A day of film... firstly Christine Rebet: Time Levitation at the Parasol Unit (sadly the last ever exhibition at one of my favourite galleries). The first of the animations Brand Band News was my favourite of the films... the sequence of unfolding scenes and characters, and the pulsating rhythm of the song Bullet Sisters (written by Rebet and her brother) just grabs you and pulls you in to watch again and again. The room for this projection, a wooden shack, and the drawing room of The Back Cabinet brought an installation quality to the work. I was in the room alone for the black cabinet, but with only two drawing room chairs the viewers were very much part of the installation. The animations are all hand drawn and drawing underpins her practice with many original drawing displayed as part of the exhibition. This is the first time I've seen any of her work so I need to seek out some more information, particularly around how she combines music with her animation.

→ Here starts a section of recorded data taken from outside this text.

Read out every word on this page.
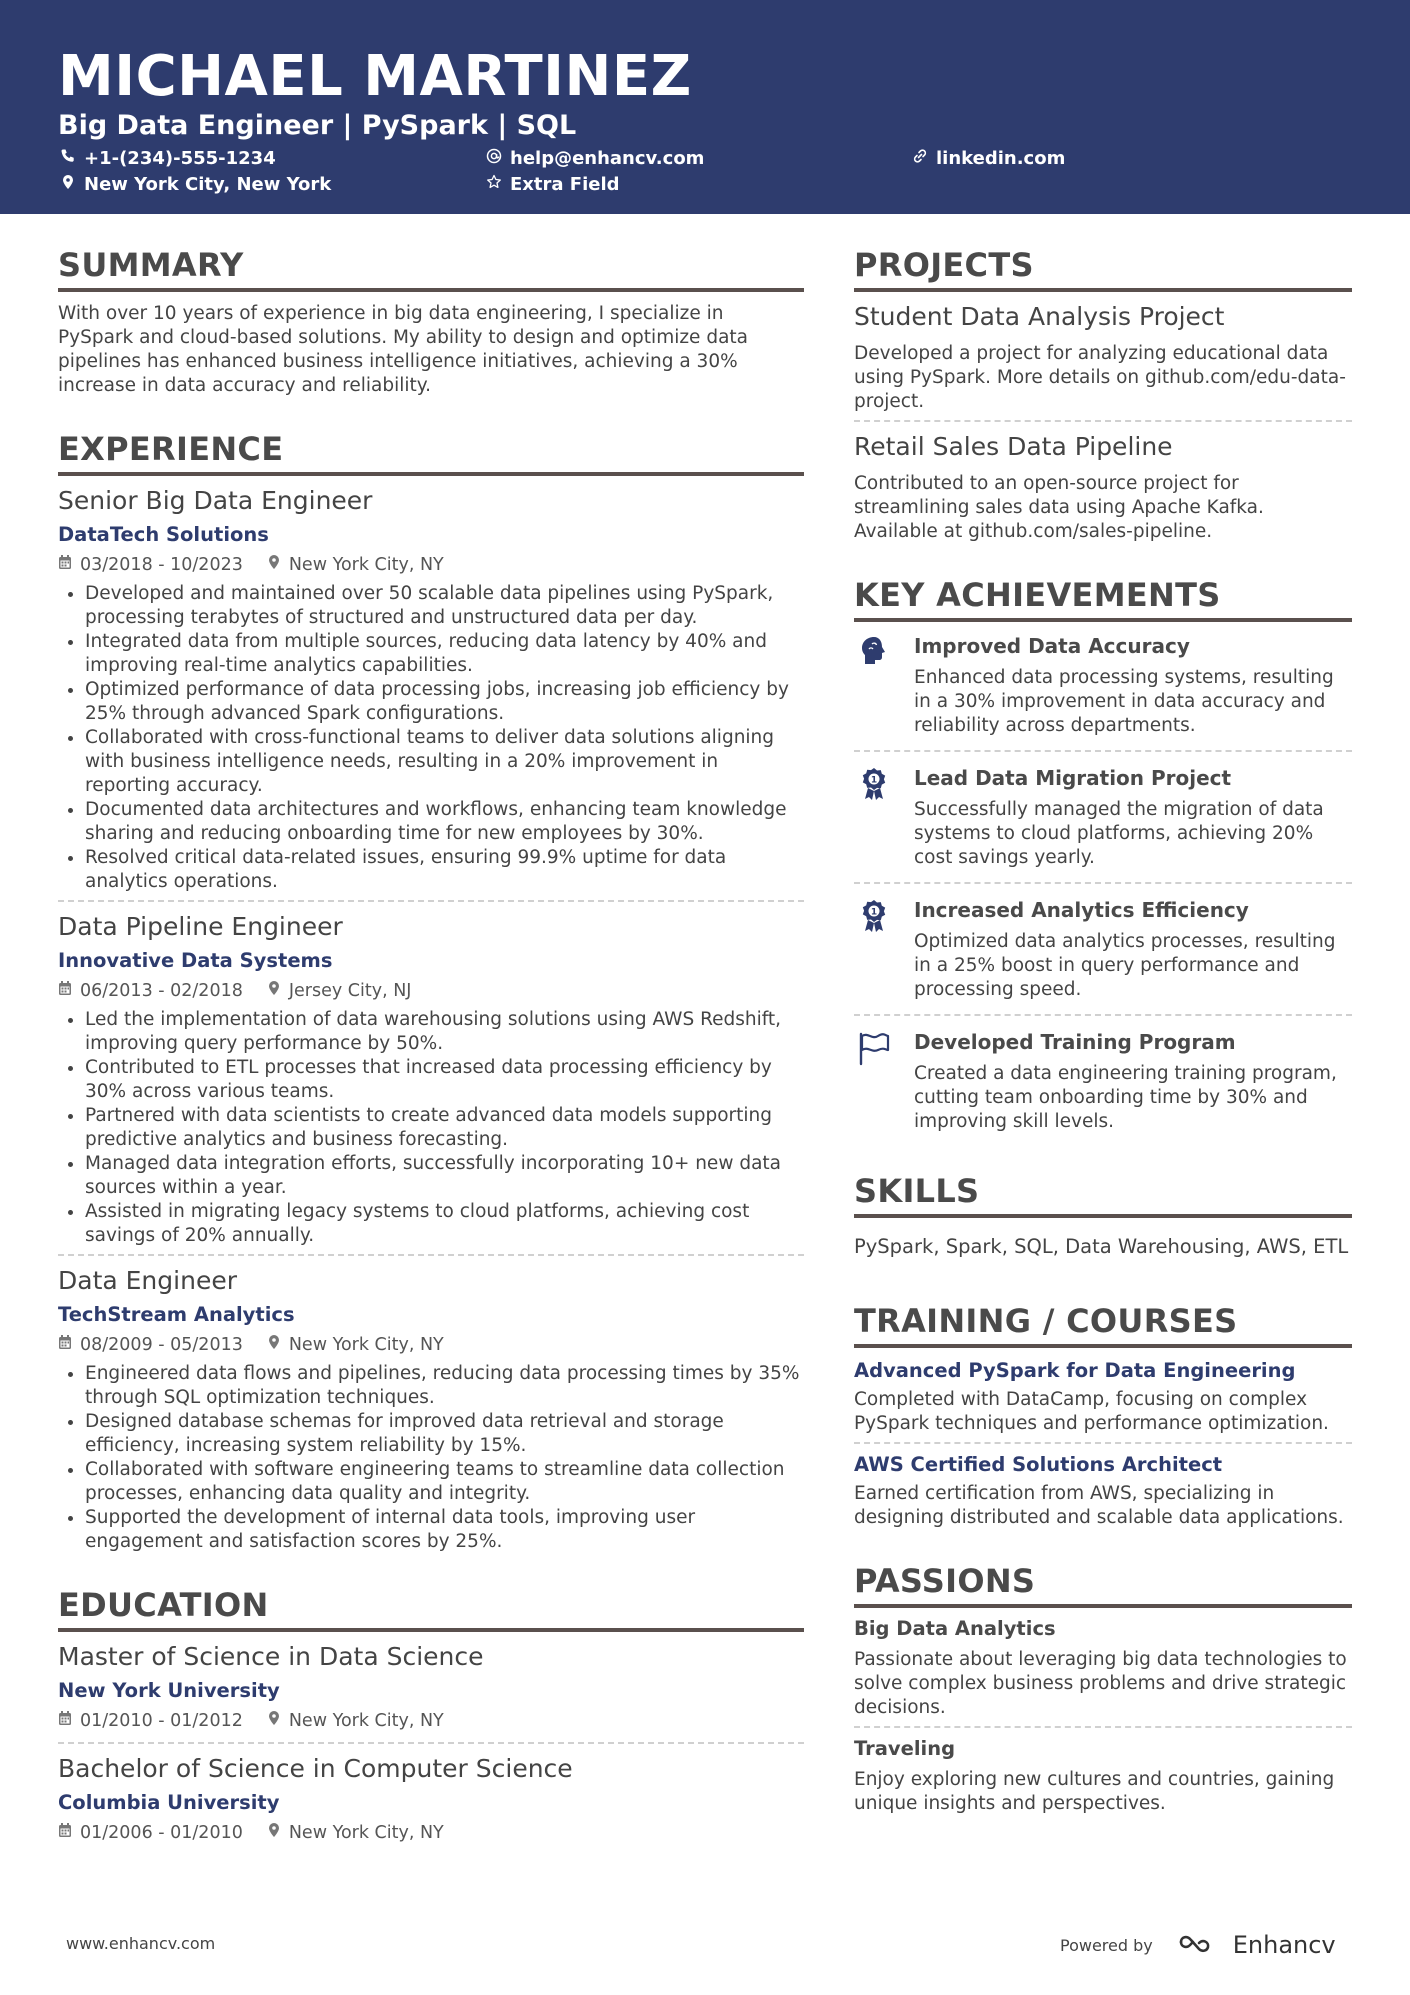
MICHAEL MARTINEZ
Big Data Engineer | PySpark | SQL
+1-(234)-555-1234	help@enhancv.com	linkedin.com
New York City, New York	Extra Field
SUMMARY
With over 10 years of experience in big data engineering, I specialize in PySpark and cloud-based solutions. My ability to design and optimize data pipelines has enhanced business intelligence initiatives, achieving a 30% increase in data accuracy and reliability.
EXPERIENCE
Senior Big Data Engineer
DataTech Solutions
03/2018 - 10/2023	New York City, NY
Developed and maintained over 50 scalable data pipelines using PySpark, processing terabytes of structured and unstructured data per day.
Integrated data from multiple sources, reducing data latency by 40% and improving real-time analytics capabilities.
Optimized performance of data processing jobs, increasing job efficiency by 25% through advanced Spark configurations.
Collaborated with cross-functional teams to deliver data solutions aligning with business intelligence needs, resulting in a 20% improvement in reporting accuracy.
Documented data architectures and workflows, enhancing team knowledge sharing and reducing onboarding time for new employees by 30%.
Resolved critical data-related issues, ensuring 99.9% uptime for data analytics operations.
Data Pipeline Engineer
Innovative Data Systems
06/2013 - 02/2018	Jersey City, NJ
Led the implementation of data warehousing solutions using AWS Redshift, improving query performance by 50%.
Contributed to ETL processes that increased data processing efficiency by 30% across various teams.
Partnered with data scientists to create advanced data models supporting predictive analytics and business forecasting.
Managed data integration efforts, successfully incorporating 10+ new data sources within a year.
Assisted in migrating legacy systems to cloud platforms, achieving cost savings of 20% annually.
Data Engineer
TechStream Analytics
08/2009 - 05/2013	New York City, NY
Engineered data flows and pipelines, reducing data processing times by 35% through SQL optimization techniques.
Designed database schemas for improved data retrieval and storage efficiency, increasing system reliability by 15%.
Collaborated with software engineering teams to streamline data collection processes, enhancing data quality and integrity.
Supported the development of internal data tools, improving user engagement and satisfaction scores by 25%.
EDUCATION
Master of Science in Data Science
New York University
01/2010 - 01/2012	New York City, NY
Bachelor of Science in Computer Science
Columbia University
01/2006 - 01/2010	New York City, NY
PROJECTS
Student Data Analysis Project
Developed a project for analyzing educational data using PySpark. More details on github.com/edu-data-project.
Retail Sales Data Pipeline
Contributed to an open-source project for streamlining sales data using Apache Kafka. Available at github.com/sales-pipeline.
KEY ACHIEVEMENTS
Improved Data Accuracy
Enhanced data processing systems, resulting in a 30% improvement in data accuracy and reliability across departments.
1 Lead Data Migration Project
Successfully managed the migration of data systems to cloud platforms, achieving 20% cost savings yearly.
1 Increased Analytics Efficiency
Optimized data analytics processes, resulting in a 25% boost in query performance and processing speed.
Developed Training Program
Created a data engineering training program, cutting team onboarding time by 30% and improving skill levels.
SKILLS
PySpark, Spark, SQL, Data Warehousing, AWS, ETL
TRAINING / COURSES
Advanced PySpark for Data Engineering
Completed with DataCamp, focusing on complex PySpark techniques and performance optimization.
AWS Certified Solutions Architect
Earned certification from AWS, specializing in designing distributed and scalable data applications.
PASSIONS
Big Data Analytics
Passionate about leveraging big data technologies to solve complex business problems and drive strategic decisions.
Traveling
Enjoy exploring new cultures and countries, gaining unique insights and perspectives.
www.enhancv.com	Powered by	Enhancv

The second exhibition was Steve McQueen at Tate Modern. This is a retrospective of work since 1999 and includes 12 films so it's quite a time commitment to get through. I liked Static - the Statue of Liberty filmed close up from a helicopter that made it seem that Liberty was fleeing against a moving background. Charlotte was almost unwatchable a the artists finger probes Charlotte Rampling's eye in extreme close-up. I was shaken to the extreme by the film of South African gold mine Western Deep and I'm tucking that away for my reflections on sourdough and mining. Ashes (pictured) is engrossing to watch as two workers construct a tomb and a memorial plaque is engraved as the story is told of Ashes, a boy who McQueen had met and filmed years ago - I've only just realised that the screen was two sided with the other showing Ashes full of life... need to go back.

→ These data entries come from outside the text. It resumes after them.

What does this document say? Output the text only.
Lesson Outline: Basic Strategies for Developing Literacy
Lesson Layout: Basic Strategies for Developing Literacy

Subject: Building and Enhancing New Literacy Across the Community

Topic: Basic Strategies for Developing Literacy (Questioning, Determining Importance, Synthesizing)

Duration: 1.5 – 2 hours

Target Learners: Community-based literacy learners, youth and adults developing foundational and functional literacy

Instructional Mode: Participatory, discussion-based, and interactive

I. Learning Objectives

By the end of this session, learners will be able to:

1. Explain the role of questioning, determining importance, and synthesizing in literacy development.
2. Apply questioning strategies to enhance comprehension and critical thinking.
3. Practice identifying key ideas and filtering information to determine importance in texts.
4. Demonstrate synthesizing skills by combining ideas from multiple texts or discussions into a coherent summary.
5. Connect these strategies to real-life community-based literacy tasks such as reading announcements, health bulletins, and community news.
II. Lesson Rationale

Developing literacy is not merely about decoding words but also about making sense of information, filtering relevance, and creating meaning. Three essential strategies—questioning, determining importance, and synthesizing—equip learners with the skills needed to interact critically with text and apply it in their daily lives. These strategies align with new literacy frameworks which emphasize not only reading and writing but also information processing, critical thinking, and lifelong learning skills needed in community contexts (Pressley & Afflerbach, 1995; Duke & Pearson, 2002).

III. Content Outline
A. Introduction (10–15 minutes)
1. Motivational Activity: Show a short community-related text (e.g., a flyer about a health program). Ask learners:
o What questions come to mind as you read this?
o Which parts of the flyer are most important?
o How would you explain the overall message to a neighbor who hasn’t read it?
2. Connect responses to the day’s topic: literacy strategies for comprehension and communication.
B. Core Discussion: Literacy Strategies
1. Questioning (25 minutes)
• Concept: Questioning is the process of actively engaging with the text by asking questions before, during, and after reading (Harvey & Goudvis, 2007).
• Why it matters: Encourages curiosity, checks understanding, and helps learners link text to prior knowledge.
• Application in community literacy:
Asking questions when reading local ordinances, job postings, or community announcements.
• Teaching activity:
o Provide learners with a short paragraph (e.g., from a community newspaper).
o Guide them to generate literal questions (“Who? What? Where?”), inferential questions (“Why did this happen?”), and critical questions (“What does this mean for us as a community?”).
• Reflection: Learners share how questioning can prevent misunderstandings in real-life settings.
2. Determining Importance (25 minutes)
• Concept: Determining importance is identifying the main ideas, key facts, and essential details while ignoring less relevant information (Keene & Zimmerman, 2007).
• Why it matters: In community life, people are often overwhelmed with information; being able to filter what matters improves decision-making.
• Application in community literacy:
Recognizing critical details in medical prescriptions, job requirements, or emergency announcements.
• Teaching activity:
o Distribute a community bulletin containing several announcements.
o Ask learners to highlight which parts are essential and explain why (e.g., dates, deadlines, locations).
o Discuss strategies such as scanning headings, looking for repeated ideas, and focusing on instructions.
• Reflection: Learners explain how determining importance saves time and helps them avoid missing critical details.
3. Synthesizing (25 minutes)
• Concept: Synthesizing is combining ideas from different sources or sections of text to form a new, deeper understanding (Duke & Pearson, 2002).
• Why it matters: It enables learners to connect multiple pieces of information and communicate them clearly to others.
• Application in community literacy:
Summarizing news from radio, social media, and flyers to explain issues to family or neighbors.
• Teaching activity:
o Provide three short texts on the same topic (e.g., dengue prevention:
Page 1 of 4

I wanted to see just how fragile (and explosive) my bread had become. I feels wrong to be so deliberately destructive, but it's all part of exploring this material, dealing with the unexpected and finding something new.
Received a message from a friend in another class that shares our studio. Seems my bread has gone rogue and I've got some urban, or root decay. The bread shatters to the touch and brittle shards of it cover the studio floor.
More work with the studio bread. Still experimenting... my forest or city is now inverted and is a cave roof with stalactites, a tuberous root system, or maybe still a city, but from the realms of science fiction. The dough continues to ferment, living in the studio, producing base material for more construction (or maybe even destruction... see next post)
Experimenting with sourdough bread as a medium. The dough is proved in the studio and made with a natural leaven than now lives there. What does sourdough bread suggest to you? What does in mean to ferment dough in the studio? Why make bread by hand?